2.  WHY A TAX WOULD NOT PRODUCE THE DESIRED ENVIRONMENTAL BENEFITS

  A levy per se offers little incentive to either the user or the on-farm adviser (to whom the farmer looks for guidance) to improve standards of operation. Merely reducing the volume of pesticides used is no guarantor of improved environmental benefits as even small quantities can be used irresponsibly. BASF believes it will prove more beneficial in the long run to raise the awareness of users and advisers into seeing the benefits of improving standards of operation, something which the Voluntary Initiative (VI) has been very successful in doing.

  The Danish tax system is sometimes quoted as being successful because pesticide usage declined after its introduction. However, this initial drop in volumes of pesticide recorded under this scheme was attributable to the coincidental introduction of new products which offered higher effectiveness at significantly lower dosages relative to the older previously used products. We can find no compelling evidence that this switch was due just to the tax; this process is just the normal way any market operates irrespective of tax. An example from the UK is control of cereal powdery mildew.

  In the 1960s the recommended treatment was 10kg per hectare of sulphur; this was replaced in the 1970s by 750g of fenpropimorph; the introduction of metrafenone from BASF last year means effective control can now be achieved with just 150g per hectare. This volume reduction has been achieved because of the substantial R&D investment by BASF, the attractiveness of the product to users, their desire to continually seek best practice plus training and informing the users and their advisers. This spirit of involvement and understanding is what the VI is catalysing in the environmental area.

3.  WHY THE VI IS A BETTER WAY FORWARD

  BASF believes that continuation of the principles and schemes initiated under the VI will ensure a sustainable change in farm practice which will in turn lead to a reduction in pesticide emissions to the environment.
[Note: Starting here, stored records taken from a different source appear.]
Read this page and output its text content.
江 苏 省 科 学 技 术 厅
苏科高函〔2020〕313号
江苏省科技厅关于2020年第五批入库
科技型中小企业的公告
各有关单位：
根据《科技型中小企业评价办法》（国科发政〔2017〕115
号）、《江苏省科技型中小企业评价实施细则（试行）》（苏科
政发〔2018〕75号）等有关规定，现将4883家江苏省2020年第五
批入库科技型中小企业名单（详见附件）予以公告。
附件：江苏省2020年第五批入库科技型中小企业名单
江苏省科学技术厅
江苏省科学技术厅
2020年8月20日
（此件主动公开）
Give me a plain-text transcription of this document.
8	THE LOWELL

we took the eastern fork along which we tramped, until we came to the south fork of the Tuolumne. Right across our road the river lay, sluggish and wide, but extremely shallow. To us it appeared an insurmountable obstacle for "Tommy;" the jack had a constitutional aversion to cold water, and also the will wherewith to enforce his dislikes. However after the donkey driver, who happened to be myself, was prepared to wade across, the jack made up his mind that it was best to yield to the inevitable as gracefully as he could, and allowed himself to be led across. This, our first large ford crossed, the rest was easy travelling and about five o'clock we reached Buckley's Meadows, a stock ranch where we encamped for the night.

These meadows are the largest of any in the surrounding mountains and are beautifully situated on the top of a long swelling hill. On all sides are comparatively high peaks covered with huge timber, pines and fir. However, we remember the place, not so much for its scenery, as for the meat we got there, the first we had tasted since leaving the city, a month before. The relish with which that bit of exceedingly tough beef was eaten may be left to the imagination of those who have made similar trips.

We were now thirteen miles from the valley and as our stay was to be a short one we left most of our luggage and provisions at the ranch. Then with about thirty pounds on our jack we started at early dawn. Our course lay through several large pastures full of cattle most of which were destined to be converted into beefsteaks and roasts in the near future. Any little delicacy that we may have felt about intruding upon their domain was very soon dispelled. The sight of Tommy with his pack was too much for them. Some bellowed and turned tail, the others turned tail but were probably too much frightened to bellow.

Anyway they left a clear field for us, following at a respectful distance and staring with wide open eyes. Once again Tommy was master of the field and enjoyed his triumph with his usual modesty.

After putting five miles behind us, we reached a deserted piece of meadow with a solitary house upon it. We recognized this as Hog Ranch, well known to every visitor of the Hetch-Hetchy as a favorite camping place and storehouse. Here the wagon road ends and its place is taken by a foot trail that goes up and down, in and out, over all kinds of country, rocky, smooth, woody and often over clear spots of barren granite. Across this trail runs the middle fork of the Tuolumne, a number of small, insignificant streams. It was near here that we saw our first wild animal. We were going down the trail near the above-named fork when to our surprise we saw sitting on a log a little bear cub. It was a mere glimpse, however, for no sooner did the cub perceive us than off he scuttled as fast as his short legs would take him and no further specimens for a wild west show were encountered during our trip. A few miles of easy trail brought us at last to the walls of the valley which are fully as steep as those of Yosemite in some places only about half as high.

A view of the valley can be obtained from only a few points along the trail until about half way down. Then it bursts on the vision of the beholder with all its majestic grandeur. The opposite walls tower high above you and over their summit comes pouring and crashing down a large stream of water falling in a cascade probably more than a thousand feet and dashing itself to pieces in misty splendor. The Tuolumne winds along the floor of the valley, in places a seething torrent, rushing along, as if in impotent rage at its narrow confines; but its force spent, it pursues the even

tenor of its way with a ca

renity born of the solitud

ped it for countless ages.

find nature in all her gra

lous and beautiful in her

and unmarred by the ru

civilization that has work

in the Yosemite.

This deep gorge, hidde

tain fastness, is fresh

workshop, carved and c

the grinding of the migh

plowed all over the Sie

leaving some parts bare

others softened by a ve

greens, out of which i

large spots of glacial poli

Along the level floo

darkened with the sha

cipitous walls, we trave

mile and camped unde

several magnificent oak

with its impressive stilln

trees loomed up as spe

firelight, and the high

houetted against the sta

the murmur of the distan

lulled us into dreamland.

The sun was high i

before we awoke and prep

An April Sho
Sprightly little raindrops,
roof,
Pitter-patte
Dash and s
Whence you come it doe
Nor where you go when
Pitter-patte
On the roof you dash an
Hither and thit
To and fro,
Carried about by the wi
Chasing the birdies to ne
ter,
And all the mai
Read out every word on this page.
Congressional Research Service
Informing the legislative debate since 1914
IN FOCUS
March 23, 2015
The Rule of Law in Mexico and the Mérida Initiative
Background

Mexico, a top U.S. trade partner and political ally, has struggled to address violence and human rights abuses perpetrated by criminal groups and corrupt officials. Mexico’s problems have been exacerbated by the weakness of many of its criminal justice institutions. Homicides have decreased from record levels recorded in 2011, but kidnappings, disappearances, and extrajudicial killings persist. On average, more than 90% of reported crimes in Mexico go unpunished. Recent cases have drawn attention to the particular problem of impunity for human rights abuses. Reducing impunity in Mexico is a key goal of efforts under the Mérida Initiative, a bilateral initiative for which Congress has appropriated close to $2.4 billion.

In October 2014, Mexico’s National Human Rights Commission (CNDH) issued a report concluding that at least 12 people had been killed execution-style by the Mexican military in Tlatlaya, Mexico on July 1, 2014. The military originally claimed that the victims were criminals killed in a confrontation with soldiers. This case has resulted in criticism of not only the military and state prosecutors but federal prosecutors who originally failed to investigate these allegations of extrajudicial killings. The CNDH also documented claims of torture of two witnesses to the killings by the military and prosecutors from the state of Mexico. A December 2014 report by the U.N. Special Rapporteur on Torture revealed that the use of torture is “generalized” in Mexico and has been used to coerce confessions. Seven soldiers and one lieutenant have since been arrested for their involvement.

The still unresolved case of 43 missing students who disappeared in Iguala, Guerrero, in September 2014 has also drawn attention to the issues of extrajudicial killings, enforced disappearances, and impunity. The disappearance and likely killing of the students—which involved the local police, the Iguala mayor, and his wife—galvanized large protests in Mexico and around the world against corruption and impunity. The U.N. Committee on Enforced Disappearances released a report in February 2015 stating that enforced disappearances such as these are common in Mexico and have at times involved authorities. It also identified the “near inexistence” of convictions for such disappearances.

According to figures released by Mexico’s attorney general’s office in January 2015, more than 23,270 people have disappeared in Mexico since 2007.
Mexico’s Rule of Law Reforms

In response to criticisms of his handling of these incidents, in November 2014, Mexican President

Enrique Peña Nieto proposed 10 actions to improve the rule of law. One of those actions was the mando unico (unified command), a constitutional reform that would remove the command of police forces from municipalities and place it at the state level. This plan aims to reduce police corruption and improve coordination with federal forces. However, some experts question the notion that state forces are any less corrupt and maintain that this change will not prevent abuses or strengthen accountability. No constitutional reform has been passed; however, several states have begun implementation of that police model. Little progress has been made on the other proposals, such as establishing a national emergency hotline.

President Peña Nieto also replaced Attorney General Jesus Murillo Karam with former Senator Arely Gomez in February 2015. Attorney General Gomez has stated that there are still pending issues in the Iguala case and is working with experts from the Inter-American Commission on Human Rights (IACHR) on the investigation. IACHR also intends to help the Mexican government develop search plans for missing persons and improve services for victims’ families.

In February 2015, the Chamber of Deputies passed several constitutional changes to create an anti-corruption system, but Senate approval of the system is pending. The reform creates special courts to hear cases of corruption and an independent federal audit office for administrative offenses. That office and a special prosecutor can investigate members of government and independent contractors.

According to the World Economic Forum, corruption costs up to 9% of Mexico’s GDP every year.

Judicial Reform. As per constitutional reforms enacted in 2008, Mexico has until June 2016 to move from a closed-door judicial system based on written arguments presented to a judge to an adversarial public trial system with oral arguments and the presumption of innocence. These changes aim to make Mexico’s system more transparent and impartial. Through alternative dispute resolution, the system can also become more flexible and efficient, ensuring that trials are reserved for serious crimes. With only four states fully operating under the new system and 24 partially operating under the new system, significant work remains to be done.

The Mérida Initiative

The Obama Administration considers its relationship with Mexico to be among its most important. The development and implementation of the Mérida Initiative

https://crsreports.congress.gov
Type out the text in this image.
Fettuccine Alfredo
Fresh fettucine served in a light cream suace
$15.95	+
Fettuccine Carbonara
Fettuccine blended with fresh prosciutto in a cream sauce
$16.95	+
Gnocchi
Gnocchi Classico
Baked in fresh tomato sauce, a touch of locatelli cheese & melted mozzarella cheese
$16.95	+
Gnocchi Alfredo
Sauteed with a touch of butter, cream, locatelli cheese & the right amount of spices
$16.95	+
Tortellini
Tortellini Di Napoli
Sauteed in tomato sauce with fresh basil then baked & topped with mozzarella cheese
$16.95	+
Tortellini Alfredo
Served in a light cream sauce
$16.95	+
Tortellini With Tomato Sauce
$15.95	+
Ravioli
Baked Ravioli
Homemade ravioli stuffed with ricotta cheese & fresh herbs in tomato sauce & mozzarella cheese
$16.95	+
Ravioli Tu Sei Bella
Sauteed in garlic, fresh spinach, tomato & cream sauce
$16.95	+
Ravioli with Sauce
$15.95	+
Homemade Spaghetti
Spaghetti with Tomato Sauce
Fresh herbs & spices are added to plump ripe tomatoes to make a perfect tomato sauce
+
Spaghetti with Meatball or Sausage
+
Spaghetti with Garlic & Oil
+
The VI water catchment project has shown that farmers want to be active in finding solutions, but that they are often hampered due to lack of support.

  Therefore the continuation of the VI with support from regulators in the form of economic incentives is the best way forward BASF believes.

  There has been a substantial uptake of VI initiatives into the various crop assurance schemes (eg NRoSO membership—National Register of Spray Operators—is now a requirement for the Assured Combinable Crop Scheme). This is therefore integrating VI suggestions into the marketplace, ensuring their continued adoption.

4.  BENEFITS AND COSTS TO BASF OF VI SUPPORT

  The activities and projects undertaken under the VI umbrella fit well with BASF's principles of "Sustainable Development".

  As such the VI is compatible with our strategy.

  In terms of costs BASF has taken a leading role in many of the projects initiated under the VI banner and committed considerable manpower resource to both these and others—a conservative estimate for the past 12 months for BASF personnel would be in the region of 300 man-days.

  Additionally all staff with customer advisory responsibility have undertaken the Biodiversity and Environmental Training for Advisers (BETA) programme and we have established our own Biodiversity project on a highly productive farm unit in Yorkshire to demonstrate how efficient food production and support for biodiversity can exist side by side. This site receives many groups of visitors each year.

SUMMARY AND CONCLUSIONS

  BASF supports the VI approach as we believe this is fundamentally raising awareness of environmental issues which will deliver a sustainable change in on-farm practice.

  Reductions in pesticide usage in isolation—through taxation—will not necessarily deliver environmental benefits. In any case, the market has seen substantial reduction in the amounts of active ingredient needed to control various target species—eg cereal mildew—through innovation without taxation and this trend is likely to continue.

  We have made a substantial commitment to help to ensure the success of the Voluntary Initiative, the principles of which are compatible with our own business approach.